Evaluation of Continuously Reinforced Hydraulic Cement Concrete Pavement at Virginia's Smart Road
Authors:
H. Celik Ozyildirim
H. Celik Ozyildirim
Year: 2004
VTRC No.: 04-R22
Abstract: A two-lane continuously reinforced concrete pavement was built in Blacksburg, Virginia, as a part of Virginia's Smart Road. One of the lanes is 12 ft wide, and the other is 14 ft wide. The additional 2 ft was part of the shoulder. Below the concrete pavement is a 3-in-thick open-graded drainage layer (OGDL); one section is asphalt stabilized, and the other section is cement stabilized. The concrete pavement was cured by a curing compound except that the 12-ft lane was also covered with plastic and straw because of concerns with cold ambient temperature. The objective of this project was to determine the material properties of the concrete, instrument the pavement, monitor construction practices, and monitor the performance of the pavement over 4 years. The concrete had high early strength, low permeability, and high shrinkage. The average crack spacing was more than 3 ft, indicating satisfactory performance. In general, cracks were wider when they were further apart, but the differences in crack spacing and width were variable and small in some cases and could not be correlated after 4 years.
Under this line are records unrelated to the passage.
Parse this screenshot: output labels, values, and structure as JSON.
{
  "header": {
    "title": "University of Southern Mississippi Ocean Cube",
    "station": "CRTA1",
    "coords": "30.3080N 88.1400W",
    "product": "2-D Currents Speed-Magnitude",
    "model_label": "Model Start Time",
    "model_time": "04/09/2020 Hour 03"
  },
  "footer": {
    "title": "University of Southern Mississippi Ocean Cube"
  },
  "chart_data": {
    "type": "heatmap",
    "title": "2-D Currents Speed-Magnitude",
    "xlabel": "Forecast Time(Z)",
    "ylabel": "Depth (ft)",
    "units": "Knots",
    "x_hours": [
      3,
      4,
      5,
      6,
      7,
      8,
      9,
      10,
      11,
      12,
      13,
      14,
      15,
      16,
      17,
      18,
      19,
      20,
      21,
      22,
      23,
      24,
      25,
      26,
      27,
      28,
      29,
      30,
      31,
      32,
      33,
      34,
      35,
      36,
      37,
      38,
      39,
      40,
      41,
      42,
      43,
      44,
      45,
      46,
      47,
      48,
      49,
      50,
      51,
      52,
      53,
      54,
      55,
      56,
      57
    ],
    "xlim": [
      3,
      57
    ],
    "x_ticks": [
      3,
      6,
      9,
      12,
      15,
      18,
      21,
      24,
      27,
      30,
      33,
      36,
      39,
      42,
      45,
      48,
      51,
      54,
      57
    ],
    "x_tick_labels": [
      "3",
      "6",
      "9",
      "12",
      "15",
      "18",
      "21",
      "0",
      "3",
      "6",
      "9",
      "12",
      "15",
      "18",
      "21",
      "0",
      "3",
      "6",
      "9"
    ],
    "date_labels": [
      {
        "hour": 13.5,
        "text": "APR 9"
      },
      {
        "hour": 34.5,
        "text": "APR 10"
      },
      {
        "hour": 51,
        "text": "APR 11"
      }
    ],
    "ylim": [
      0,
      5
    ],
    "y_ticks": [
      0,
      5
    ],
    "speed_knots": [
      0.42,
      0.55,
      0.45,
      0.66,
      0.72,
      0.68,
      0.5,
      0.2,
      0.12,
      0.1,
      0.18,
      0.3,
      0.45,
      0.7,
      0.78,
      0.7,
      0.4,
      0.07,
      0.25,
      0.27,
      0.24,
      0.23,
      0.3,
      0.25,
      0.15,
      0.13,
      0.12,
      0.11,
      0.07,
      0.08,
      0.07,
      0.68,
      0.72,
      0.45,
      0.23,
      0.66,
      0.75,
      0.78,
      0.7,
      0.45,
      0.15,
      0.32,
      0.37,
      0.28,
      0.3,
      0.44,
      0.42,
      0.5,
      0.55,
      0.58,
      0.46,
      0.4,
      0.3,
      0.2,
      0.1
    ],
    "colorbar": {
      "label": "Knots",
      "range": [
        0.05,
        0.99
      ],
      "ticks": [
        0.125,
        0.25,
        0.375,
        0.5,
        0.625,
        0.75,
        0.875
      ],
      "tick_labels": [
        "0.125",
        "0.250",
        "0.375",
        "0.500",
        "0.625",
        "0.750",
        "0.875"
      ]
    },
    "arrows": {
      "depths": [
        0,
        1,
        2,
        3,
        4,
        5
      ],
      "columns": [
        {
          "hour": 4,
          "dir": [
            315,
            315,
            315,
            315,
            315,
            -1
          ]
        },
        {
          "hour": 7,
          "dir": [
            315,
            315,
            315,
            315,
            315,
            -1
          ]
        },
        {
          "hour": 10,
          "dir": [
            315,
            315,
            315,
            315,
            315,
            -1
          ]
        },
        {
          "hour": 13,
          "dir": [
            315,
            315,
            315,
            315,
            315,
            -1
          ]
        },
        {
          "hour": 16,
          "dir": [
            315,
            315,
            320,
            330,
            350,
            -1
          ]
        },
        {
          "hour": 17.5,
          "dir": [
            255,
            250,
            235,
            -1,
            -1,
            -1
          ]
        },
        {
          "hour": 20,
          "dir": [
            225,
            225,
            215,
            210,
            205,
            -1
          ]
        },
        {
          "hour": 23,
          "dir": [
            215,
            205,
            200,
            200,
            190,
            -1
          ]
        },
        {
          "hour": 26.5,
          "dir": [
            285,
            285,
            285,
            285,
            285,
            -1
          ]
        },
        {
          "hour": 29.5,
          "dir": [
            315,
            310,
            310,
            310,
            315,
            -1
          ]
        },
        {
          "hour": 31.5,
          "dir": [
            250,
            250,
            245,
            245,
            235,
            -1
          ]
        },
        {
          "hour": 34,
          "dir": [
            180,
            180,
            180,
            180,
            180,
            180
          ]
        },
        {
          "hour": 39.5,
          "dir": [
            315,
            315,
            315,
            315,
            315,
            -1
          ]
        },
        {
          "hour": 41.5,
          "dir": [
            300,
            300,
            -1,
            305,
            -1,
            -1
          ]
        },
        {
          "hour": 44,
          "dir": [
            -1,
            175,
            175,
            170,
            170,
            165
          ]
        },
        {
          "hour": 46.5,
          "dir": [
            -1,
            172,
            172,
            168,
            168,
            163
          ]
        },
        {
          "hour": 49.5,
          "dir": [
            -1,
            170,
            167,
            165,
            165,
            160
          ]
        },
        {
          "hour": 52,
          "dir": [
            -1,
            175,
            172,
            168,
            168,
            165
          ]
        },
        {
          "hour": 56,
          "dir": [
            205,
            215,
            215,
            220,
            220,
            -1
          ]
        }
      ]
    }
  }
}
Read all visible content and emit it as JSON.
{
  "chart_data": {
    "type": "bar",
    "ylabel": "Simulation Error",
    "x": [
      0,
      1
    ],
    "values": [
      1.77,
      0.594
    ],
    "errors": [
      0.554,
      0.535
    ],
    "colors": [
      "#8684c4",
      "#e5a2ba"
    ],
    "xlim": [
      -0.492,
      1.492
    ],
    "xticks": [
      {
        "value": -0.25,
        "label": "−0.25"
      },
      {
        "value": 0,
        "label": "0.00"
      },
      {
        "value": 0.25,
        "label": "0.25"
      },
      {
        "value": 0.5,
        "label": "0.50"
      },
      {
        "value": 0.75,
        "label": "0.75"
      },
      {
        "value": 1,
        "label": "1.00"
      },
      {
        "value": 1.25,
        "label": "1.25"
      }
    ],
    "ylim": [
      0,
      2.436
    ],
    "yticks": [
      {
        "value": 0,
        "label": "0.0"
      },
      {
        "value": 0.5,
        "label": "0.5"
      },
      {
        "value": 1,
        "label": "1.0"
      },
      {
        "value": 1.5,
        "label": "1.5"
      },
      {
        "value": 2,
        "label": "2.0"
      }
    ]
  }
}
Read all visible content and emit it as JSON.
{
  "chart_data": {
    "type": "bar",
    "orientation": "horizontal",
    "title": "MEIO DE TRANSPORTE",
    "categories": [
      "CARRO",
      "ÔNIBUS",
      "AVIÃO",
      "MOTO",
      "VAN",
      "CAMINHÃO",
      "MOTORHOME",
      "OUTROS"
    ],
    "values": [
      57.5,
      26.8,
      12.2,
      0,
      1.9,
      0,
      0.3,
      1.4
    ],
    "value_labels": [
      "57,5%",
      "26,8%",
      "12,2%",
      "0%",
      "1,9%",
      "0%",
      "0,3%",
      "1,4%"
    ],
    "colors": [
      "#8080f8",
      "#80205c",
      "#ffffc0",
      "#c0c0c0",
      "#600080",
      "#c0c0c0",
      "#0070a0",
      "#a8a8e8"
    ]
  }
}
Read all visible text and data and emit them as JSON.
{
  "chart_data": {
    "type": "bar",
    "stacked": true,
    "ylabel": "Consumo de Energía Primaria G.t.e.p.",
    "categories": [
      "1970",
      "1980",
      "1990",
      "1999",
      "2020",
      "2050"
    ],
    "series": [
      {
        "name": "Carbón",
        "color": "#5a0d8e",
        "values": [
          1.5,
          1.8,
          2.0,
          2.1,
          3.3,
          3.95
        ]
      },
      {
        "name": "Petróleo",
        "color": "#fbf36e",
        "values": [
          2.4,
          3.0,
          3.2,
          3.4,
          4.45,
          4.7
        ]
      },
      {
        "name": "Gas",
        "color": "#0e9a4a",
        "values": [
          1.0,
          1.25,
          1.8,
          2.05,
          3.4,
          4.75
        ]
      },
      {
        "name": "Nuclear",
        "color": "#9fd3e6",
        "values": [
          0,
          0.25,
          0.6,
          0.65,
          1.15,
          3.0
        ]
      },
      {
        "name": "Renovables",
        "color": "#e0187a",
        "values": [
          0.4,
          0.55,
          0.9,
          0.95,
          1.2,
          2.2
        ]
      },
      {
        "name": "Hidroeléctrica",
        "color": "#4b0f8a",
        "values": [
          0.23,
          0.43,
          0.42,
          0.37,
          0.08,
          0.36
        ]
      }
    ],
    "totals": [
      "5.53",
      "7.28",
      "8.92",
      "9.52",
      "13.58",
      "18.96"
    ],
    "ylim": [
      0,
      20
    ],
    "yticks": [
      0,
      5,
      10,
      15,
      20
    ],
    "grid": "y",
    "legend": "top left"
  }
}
The end sections had less cracking than the interior sections of the pavement. There were fewer cracks and more space between cracks in the 12-ft lane and fewer cracks in the pavement over the asphalt-stabilized OGDL. This was attributed to a better cure in the 12-ft lane and to a lower friction over the asphalt-stabilized base. No changes to the specifications were recommended as a result of the study findings.